It's funny that you mention getting better results with normal assignment. Anecdotally, for this particular notebook, I got better results with set_value. That is, using normal assignment for lowering the initial learning rate consistently caused my model to get "stuck" in a state where it always predicted a space as the next character for any sequence of characters (space is by far the the most common char in the input). As soon as I switched to lowering the initial learning rate via a call to set_value, the model predictions improved and I started getting results similar to what appears in the notebook.
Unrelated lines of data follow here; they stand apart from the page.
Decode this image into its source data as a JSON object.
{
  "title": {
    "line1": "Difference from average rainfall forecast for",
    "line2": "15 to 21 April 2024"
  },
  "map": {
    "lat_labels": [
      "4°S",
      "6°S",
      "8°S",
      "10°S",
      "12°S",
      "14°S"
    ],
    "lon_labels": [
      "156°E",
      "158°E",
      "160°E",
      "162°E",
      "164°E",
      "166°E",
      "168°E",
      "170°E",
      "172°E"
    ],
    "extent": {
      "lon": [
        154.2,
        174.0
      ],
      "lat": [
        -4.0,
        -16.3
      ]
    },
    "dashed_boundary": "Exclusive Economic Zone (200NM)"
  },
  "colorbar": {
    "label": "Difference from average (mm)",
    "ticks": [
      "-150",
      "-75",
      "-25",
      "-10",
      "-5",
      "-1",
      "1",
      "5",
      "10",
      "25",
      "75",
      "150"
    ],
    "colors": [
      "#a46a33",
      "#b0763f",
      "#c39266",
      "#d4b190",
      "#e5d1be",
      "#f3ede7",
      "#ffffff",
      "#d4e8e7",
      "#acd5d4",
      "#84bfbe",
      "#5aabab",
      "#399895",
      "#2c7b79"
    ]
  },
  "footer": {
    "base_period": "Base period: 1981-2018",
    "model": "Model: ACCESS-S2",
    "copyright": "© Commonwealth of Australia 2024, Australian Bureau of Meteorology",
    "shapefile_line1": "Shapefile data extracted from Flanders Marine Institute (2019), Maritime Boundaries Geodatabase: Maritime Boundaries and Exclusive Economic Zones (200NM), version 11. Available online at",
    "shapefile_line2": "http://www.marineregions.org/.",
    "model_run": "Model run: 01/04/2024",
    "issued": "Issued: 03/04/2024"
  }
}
I didn't mention it in the initial pull request as I assumed it was just due to a lucky weight initialization.

appleby avatar Jun 06 '17 17:06 appleby

Huh. Well that's worth looking into before we pick an approach. On the forums we had a discussion and I found the opposite in some (very non-rigourous) experiments. Are you using keras 1 and theano? If so, it would be great to try the two approaches on a few of the models used in the course...

jph00 avatar Jun 06 '17 19:06 jph00

I'm using the ami from the course on a p2-xlarge instance and haven't run conda update or anything. conda list says I have keras 1.1.0 and theano 0.8.2.

Any thoughts on how to test this? Would it be sufficient to create two identical models and use the same initial weights & biases for both? Then set learning rate in Model A via lr=rate and in Model B via lr.set_value(rate), then fit both on the same data and look for differences in the loss between the two models? Maybe rinse and repeat with different values for learning rate, optimization algorithm, and say one cnn model and one rnn model? Does that sound reasonable?

appleby avatar Jun 06 '17 20:06 appleby

Probably easiest is just to try it in a 2-3 of the course's notebooks, using whatever settings happen to be used there. That way we know how it's impacting the actual notebooks in the course. We wouldn't want the students to see worse results than I show in the videos!

jph00 avatar Jun 06 '17 21:06 jph00

Ok, I'll give that a try and circle back later.

appleby avatar Jun 06 '17 23:06 appleby

Took me a while, but I finally have some results to share.

Full details can be found in a jupyter notebook posted here: ma-learning-rate-test.ipynb. That notebook is quite large (~17 MB), so I also posted just the overview section, which contains most of the relevant information.

tl;dr

  1. It looks like keras/theano silently ignores any lr=value assignments made after the first training pass.
  2. For learning rate changes made before the first training pass, lr=value and lr.set_value(value) appear to be equivalent.
  3. Keras optimizer classes don't provide any @property setter for the lr attribute, so that lr=value assignments clobber the Theano shared variable that the lr attribute normally holds and replace it with a bare float, which means those changes aren't picked up by the compiled training function.
  4. Keras lazily compiles the training function the first time you call fit, so any lr=value changes made before the first training pass do make it into the compiled function.
  5. Most of the models I tested from the fastai course notebooks got better loss/accuracy scores when using lr=value assignments, as opposed to lr.set_value. These tests all use the same sequence of learning rate changes found in the course notebooks. Many of the notebooks only change the learning rate once, prior to training, in which case the two methods seem to give equivalent results (at least for loss/accuracy metrics). The one exception I found (didn't test all models), was the Nietzsche "3-char" model, i.e. the model that started this thread, which got better results using lr.set_value.

appleby avatar Jun 29 '17 02:06 appleby